# 9 Generalized linear models

Linear regression is suitable for outcomes which are continuous numerical scores. In practice this requirement is often relaxed slightly, for example for data which are slightly skewed, or where scores are somewhat censored ( e.g. questionnaire scores which have a minium or maximum).

However, for some types of outcomes standard linear models are unsuitable. Examples here include binary (zero or one) or count data (i.e. positive integers representing frequencies), or proportions (e.g. proportion of product failures per batch). This section is primarily concerned with binary outcomes, but many of the same principles apply to these other types of outcome.

### Logistic regression

In R we fit logistic regression with the `glm()`

function which is built into R,
or if we have a multilevel model with a binary outcome we
use `glmer()`

from the `lme4::`

package.

Fitting the model is very similar to linear regression, except we need to
specify the `family="binomial"`

parameter to let R know what type of data we are
using.

Here we use the `titanic`

dataset (you can download this from
Kaggle, although you need to sign up
for an account).

Before we start fitting models, it’s best to plot the data to give us a feel for what is happening.

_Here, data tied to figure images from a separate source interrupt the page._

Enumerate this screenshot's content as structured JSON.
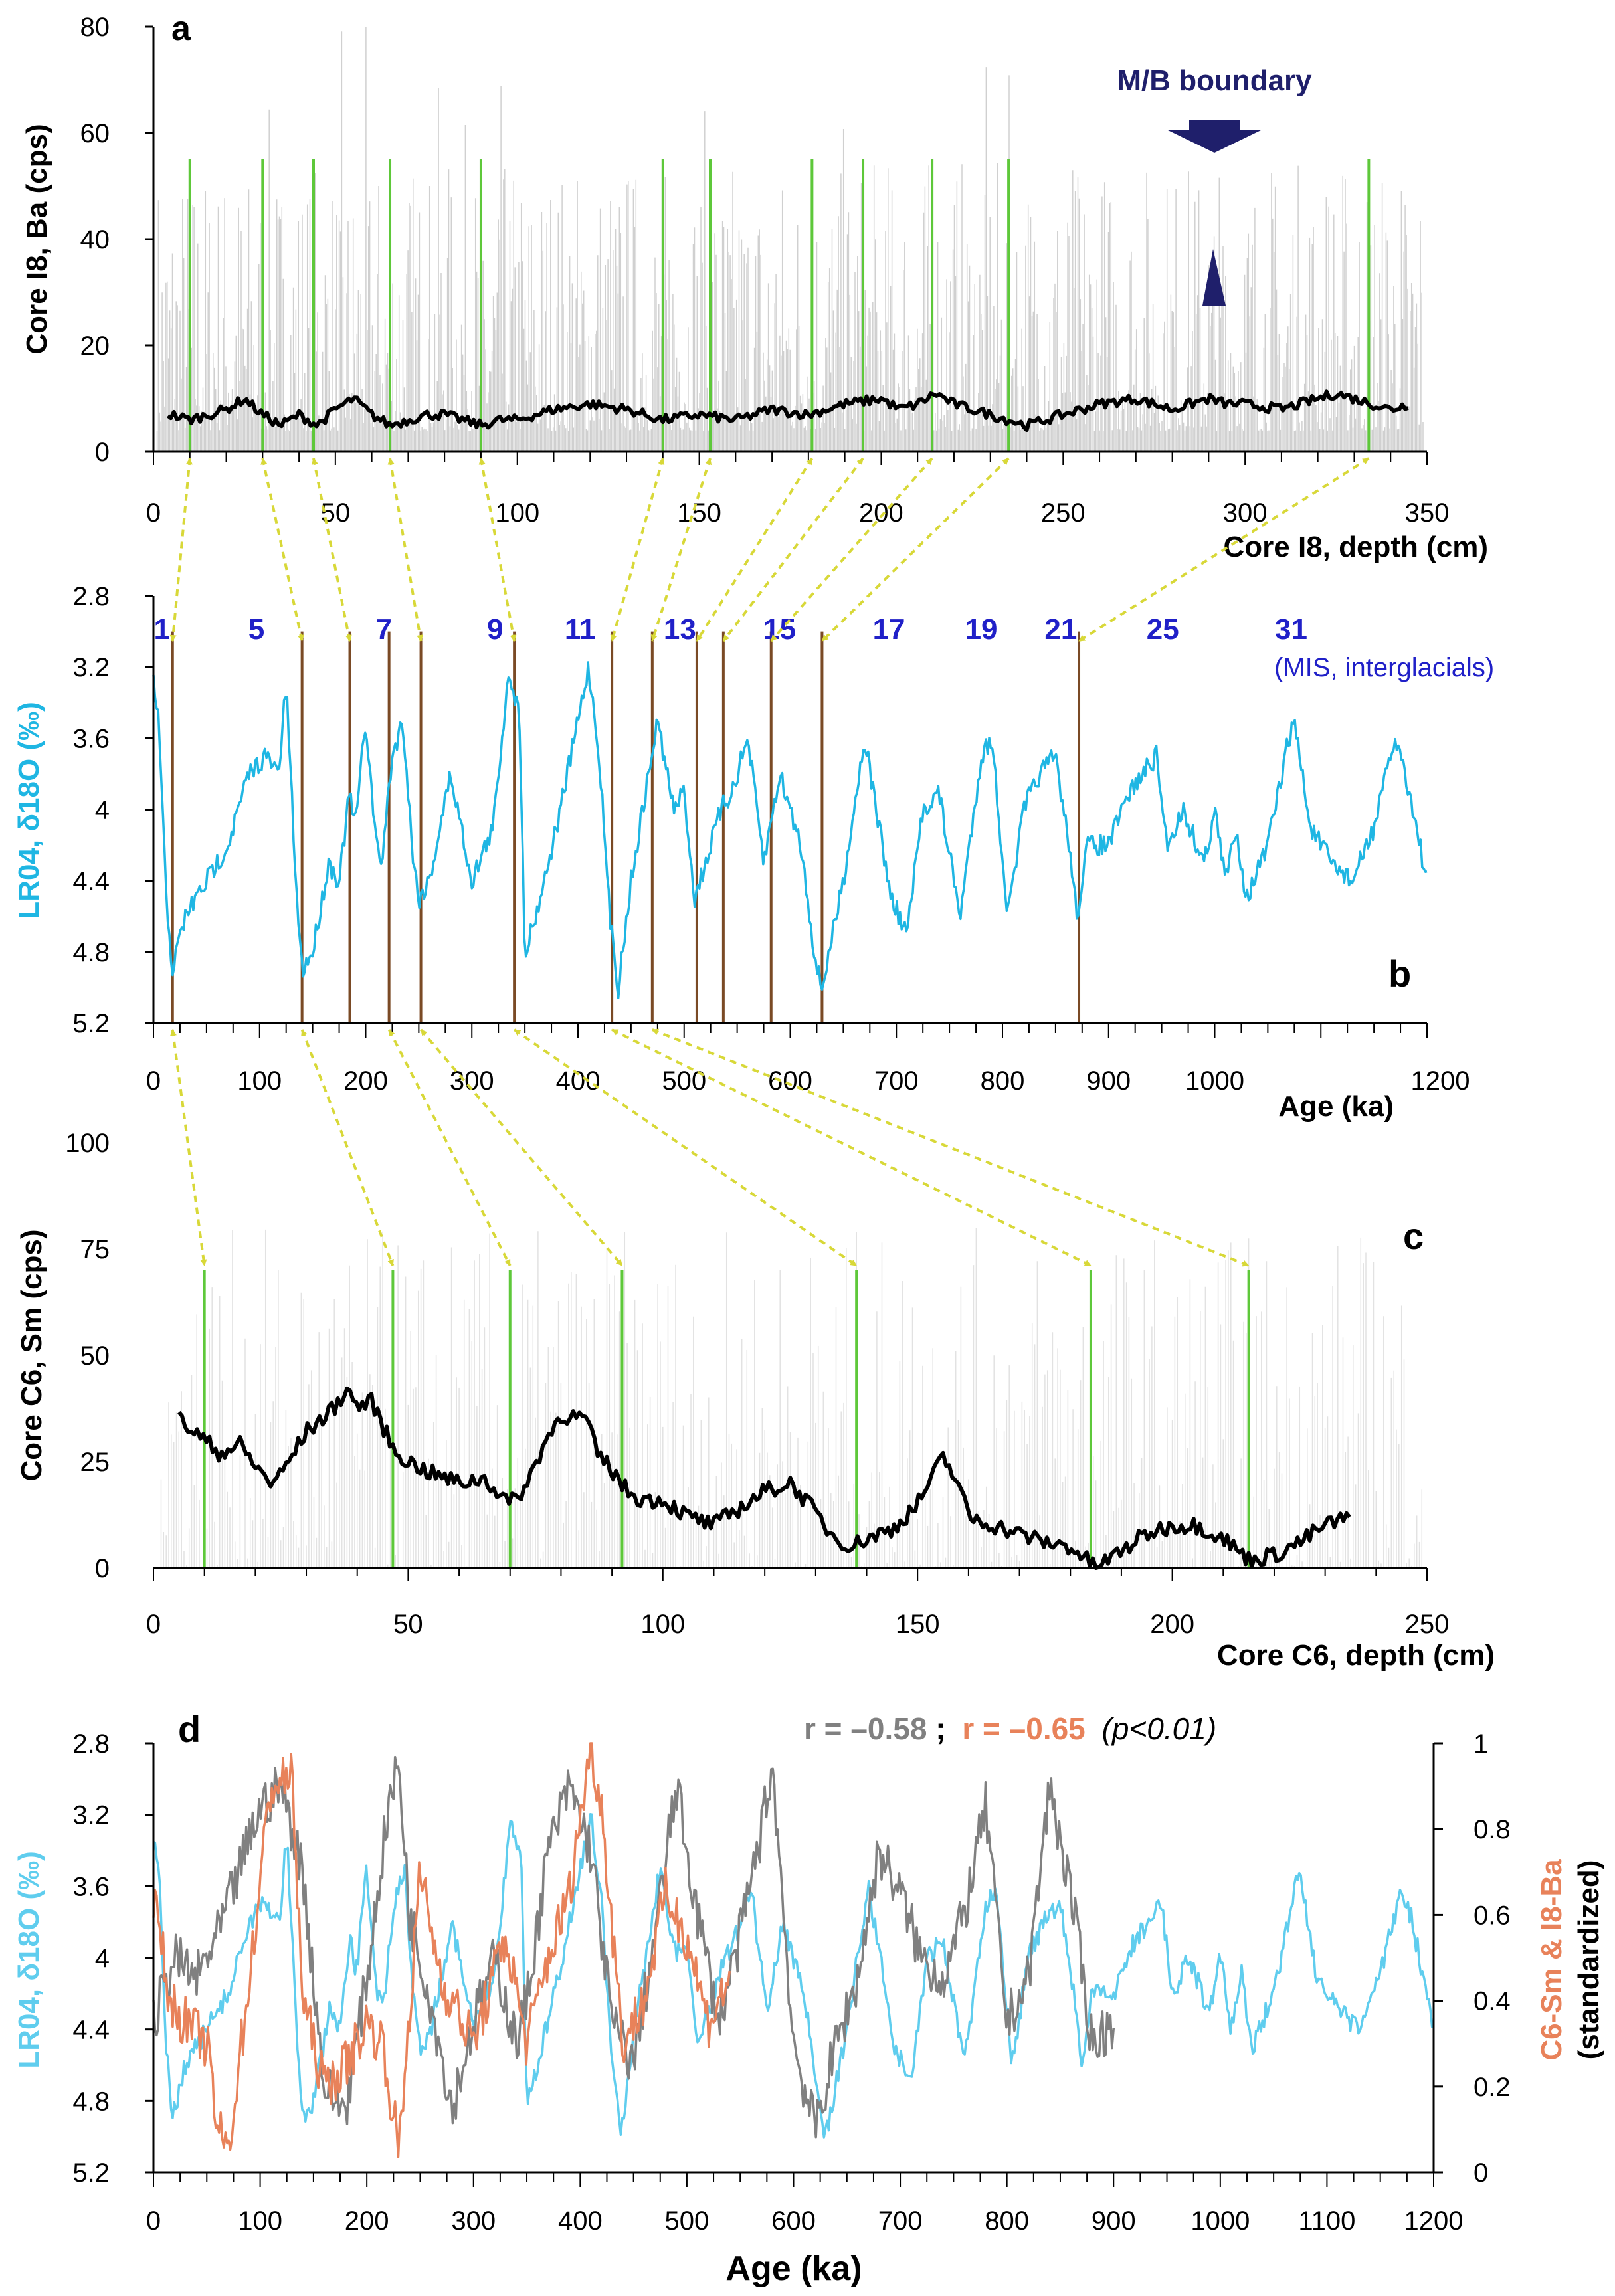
{
  "colors": {
    "raw_signal": "#d0d0d0",
    "smoothed": "#000000",
    "tie_line": "#5ec83a",
    "mis_line": "#7a4a25",
    "d18o": "#1fb6e3",
    "d18o_d": "#5fcdee",
    "sm": "#e8825a",
    "ba": "#808080",
    "arrow": "#d8d838",
    "mb": "#1f1f6b",
    "mis_label": "#2020c8",
    "r_gray": "#808080",
    "r_orange": "#e8825a"
  },
  "chart_data": [
    {
      "panel": "a",
      "type": "line",
      "xlabel": "Core I8, depth (cm)",
      "ylabel": "Core I8, Ba (cps)",
      "xlim": [
        0,
        350
      ],
      "ylim": [
        0,
        80
      ],
      "xticks": [
        "0",
        "50",
        "100",
        "150",
        "200",
        "250",
        "300",
        "350"
      ],
      "yticks": [
        "0",
        "20",
        "40",
        "60",
        "80"
      ],
      "series": [
        {
          "name": "Ba raw",
          "style": "raw"
        },
        {
          "name": "Ba smoothed",
          "x": [
            5,
            10,
            15,
            20,
            25,
            30,
            35,
            40,
            45,
            50,
            55,
            60,
            65,
            70,
            75,
            80,
            85,
            90,
            95,
            100,
            110,
            120,
            130,
            140,
            150,
            160,
            170,
            180,
            190,
            200,
            205,
            210,
            215,
            220,
            230,
            240,
            250,
            260,
            270,
            280,
            290,
            295,
            300,
            310,
            320,
            325,
            330,
            335,
            340,
            345
          ],
          "values": [
            7,
            6,
            7,
            8,
            10,
            7,
            5,
            7,
            5,
            8,
            10,
            7,
            5,
            6,
            7,
            7,
            6,
            5,
            6,
            6,
            8,
            9,
            8,
            6,
            7,
            6,
            8,
            7,
            9,
            10,
            8,
            9,
            11,
            9,
            7,
            5,
            7,
            9,
            10,
            8,
            10,
            9,
            9,
            8,
            10,
            11,
            10,
            9,
            8,
            9
          ]
        }
      ],
      "tie_lines": [
        10,
        30,
        44,
        65,
        90,
        140,
        153,
        181,
        195,
        214,
        235,
        334
      ],
      "annotation": {
        "label": "M/B boundary",
        "x": 290
      },
      "panel_label": "a"
    },
    {
      "panel": "b",
      "type": "line",
      "xlabel": "Age (ka)",
      "ylabel": "LR04, δ18O (‰)",
      "xlim": [
        0,
        1200
      ],
      "ylim": [
        2.8,
        5.2
      ],
      "y_inverted": true,
      "xticks": [
        "0",
        "100",
        "200",
        "300",
        "400",
        "500",
        "600",
        "700",
        "800",
        "900",
        "1000",
        "1200"
      ],
      "yticks": [
        "2.8",
        "3.2",
        "3.6",
        "4",
        "4.4",
        "4.8",
        "5.2"
      ],
      "series": [
        {
          "name": "LR04",
          "x": [
            0,
            5,
            12,
            18,
            30,
            50,
            70,
            90,
            105,
            118,
            125,
            135,
            140,
            150,
            165,
            175,
            185,
            190,
            200,
            210,
            215,
            225,
            235,
            245,
            250,
            260,
            280,
            300,
            320,
            335,
            345,
            350,
            360,
            380,
            400,
            410,
            420,
            430,
            438,
            450,
            475,
            490,
            500,
            510,
            525,
            535,
            545,
            560,
            575,
            590,
            610,
            625,
            630,
            650,
            670,
            695,
            710,
            725,
            740,
            760,
            780,
            790,
            805,
            820,
            835,
            850,
            865,
            870,
            880,
            900,
            920,
            945,
            955,
            970,
            990,
            1000,
            1010,
            1020,
            1030,
            1050,
            1070,
            1075,
            1090,
            1110,
            1130,
            1150,
            1170,
            1180,
            1200
          ],
          "values": [
            3.3,
            3.5,
            4.5,
            4.9,
            4.6,
            4.4,
            4.2,
            3.8,
            3.7,
            3.8,
            3.3,
            4.5,
            4.9,
            4.8,
            4.3,
            4.4,
            3.9,
            4.1,
            3.5,
            4.2,
            4.3,
            3.7,
            3.5,
            4.3,
            4.5,
            4.4,
            3.8,
            4.4,
            4.1,
            3.2,
            3.5,
            4.8,
            4.6,
            4.1,
            3.5,
            3.2,
            3.7,
            4.6,
            5.0,
            4.4,
            3.5,
            4.0,
            3.9,
            4.5,
            4.2,
            4.0,
            3.9,
            3.6,
            4.3,
            3.8,
            4.2,
            4.9,
            5.0,
            4.4,
            3.6,
            4.5,
            4.7,
            4.0,
            3.9,
            4.6,
            3.7,
            3.6,
            4.6,
            4.0,
            3.8,
            3.7,
            4.3,
            4.6,
            4.2,
            4.2,
            3.9,
            3.7,
            4.2,
            4.0,
            4.3,
            4.0,
            4.4,
            4.1,
            4.5,
            4.2,
            3.6,
            3.5,
            4.1,
            4.3,
            4.4,
            4.1,
            3.6,
            3.8,
            4.4
          ]
        }
      ],
      "mis_lines": [
        18,
        140,
        185,
        222,
        252,
        340,
        432,
        470,
        512,
        537,
        582,
        630,
        872
      ],
      "mis_labels": [
        {
          "label": "1",
          "x": 8
        },
        {
          "label": "5",
          "x": 97
        },
        {
          "label": "7",
          "x": 217
        },
        {
          "label": "9",
          "x": 322
        },
        {
          "label": "11",
          "x": 402
        },
        {
          "label": "13",
          "x": 496
        },
        {
          "label": "15",
          "x": 590
        },
        {
          "label": "17",
          "x": 693
        },
        {
          "label": "19",
          "x": 780
        },
        {
          "label": "21",
          "x": 855
        },
        {
          "label": "25",
          "x": 951
        },
        {
          "label": "31",
          "x": 1072
        }
      ],
      "mis_caption": "(MIS, interglacials)",
      "panel_label": "b"
    },
    {
      "panel": "c",
      "type": "line",
      "xlabel": "Core C6, depth (cm)",
      "ylabel": "Core C6, Sm (cps)",
      "xlim": [
        0,
        250
      ],
      "ylim": [
        0,
        100
      ],
      "xticks": [
        "0",
        "50",
        "100",
        "150",
        "200",
        "250"
      ],
      "yticks": [
        "0",
        "25",
        "50",
        "75",
        "100"
      ],
      "series": [
        {
          "name": "Sm raw",
          "style": "raw"
        },
        {
          "name": "Sm smoothed",
          "x": [
            5,
            10,
            13,
            17,
            20,
            23,
            25,
            30,
            35,
            38,
            40,
            43,
            47,
            50,
            55,
            60,
            65,
            70,
            73,
            77,
            80,
            85,
            87,
            90,
            93,
            96,
            100,
            105,
            110,
            115,
            120,
            125,
            130,
            133,
            137,
            140,
            145,
            150,
            155,
            158,
            160,
            165,
            170,
            175,
            180,
            185,
            190,
            195,
            200,
            205,
            210,
            215,
            220,
            225,
            230,
            235
          ],
          "values": [
            35,
            30,
            27,
            29,
            24,
            20,
            22,
            32,
            37,
            42,
            38,
            39,
            28,
            25,
            22,
            20,
            21,
            15,
            19,
            30,
            36,
            35,
            27,
            23,
            18,
            16,
            16,
            12,
            10,
            14,
            18,
            20,
            13,
            8,
            5,
            7,
            9,
            15,
            26,
            20,
            12,
            10,
            8,
            6,
            5,
            0,
            4,
            8,
            10,
            10,
            7,
            2,
            3,
            6,
            10,
            12
          ]
        }
      ],
      "tie_lines": [
        10,
        47,
        70,
        92,
        138,
        184,
        215
      ],
      "panel_label": "c"
    },
    {
      "panel": "d",
      "type": "line",
      "xlabel": "Age (ka)",
      "ylabel_left": "LR04, δ18O (‰)",
      "ylabel_right_1": "C6-Sm & I8-Ba",
      "ylabel_right_2": "(standardized)",
      "xlim": [
        0,
        1200
      ],
      "ylim_left": [
        2.8,
        5.2
      ],
      "ylim_right": [
        0,
        1
      ],
      "xticks": [
        "0",
        "100",
        "200",
        "300",
        "400",
        "500",
        "600",
        "700",
        "800",
        "900",
        "1000",
        "1100",
        "1200"
      ],
      "yticks_left": [
        "2.8",
        "3.2",
        "3.6",
        "4",
        "4.4",
        "4.8",
        "5.2"
      ],
      "yticks_right": [
        "0",
        "0.2",
        "0.4",
        "0.6",
        "0.8",
        "1"
      ],
      "series": [
        {
          "name": "LR04 δ18O",
          "axis": "left",
          "ref": "panel b"
        },
        {
          "name": "C6-Sm",
          "axis": "right",
          "x": [
            0,
            15,
            30,
            50,
            60,
            70,
            90,
            110,
            130,
            140,
            160,
            180,
            200,
            215,
            230,
            250,
            270,
            300,
            330,
            350,
            370,
            390,
            410,
            420,
            440,
            460,
            480,
            500,
            520,
            540
          ],
          "values": [
            0.65,
            0.4,
            0.35,
            0.3,
            0.1,
            0.05,
            0.45,
            0.9,
            0.92,
            0.4,
            0.2,
            0.25,
            0.35,
            0.3,
            0.05,
            0.7,
            0.45,
            0.3,
            0.55,
            0.3,
            0.5,
            0.65,
            1.0,
            0.85,
            0.3,
            0.4,
            0.65,
            0.55,
            0.35,
            0.45
          ]
        },
        {
          "name": "I8-Ba",
          "axis": "right",
          "x": [
            0,
            20,
            40,
            60,
            80,
            100,
            120,
            140,
            160,
            180,
            200,
            220,
            230,
            240,
            260,
            280,
            300,
            320,
            340,
            350,
            370,
            390,
            410,
            430,
            450,
            470,
            490,
            510,
            530,
            550,
            570,
            580,
            600,
            620,
            640,
            660,
            680,
            700,
            720,
            740,
            760,
            780,
            800,
            820,
            840,
            860,
            880,
            900
          ],
          "values": [
            0.35,
            0.5,
            0.45,
            0.55,
            0.7,
            0.85,
            0.9,
            0.7,
            0.2,
            0.15,
            0.45,
            0.85,
            0.95,
            0.6,
            0.4,
            0.15,
            0.35,
            0.5,
            0.3,
            0.4,
            0.75,
            0.9,
            0.75,
            0.35,
            0.25,
            0.55,
            0.9,
            0.6,
            0.35,
            0.55,
            0.8,
            0.95,
            0.3,
            0.1,
            0.3,
            0.45,
            0.75,
            0.65,
            0.5,
            0.45,
            0.6,
            0.85,
            0.35,
            0.45,
            0.9,
            0.65,
            0.3,
            0.35
          ]
        }
      ],
      "annotation": {
        "r1": "r = –0.58",
        "sep": ";",
        "r2": "r = –0.65",
        "p": "(p<0.01)"
      },
      "panel_label": "d"
    }
  ]
}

Figure 1 reveals that, across all fare categories, women were more likely to survive the disaster than men. Ticket class also appears to be related to outcome: those with third class tickets were less likely to survive than those with first or second class tickets. However, differences in survival rates for men and women differed across ticket classes: women with third class tickets appear to have been less advantaged (compared to men) than women with first or second class tickets.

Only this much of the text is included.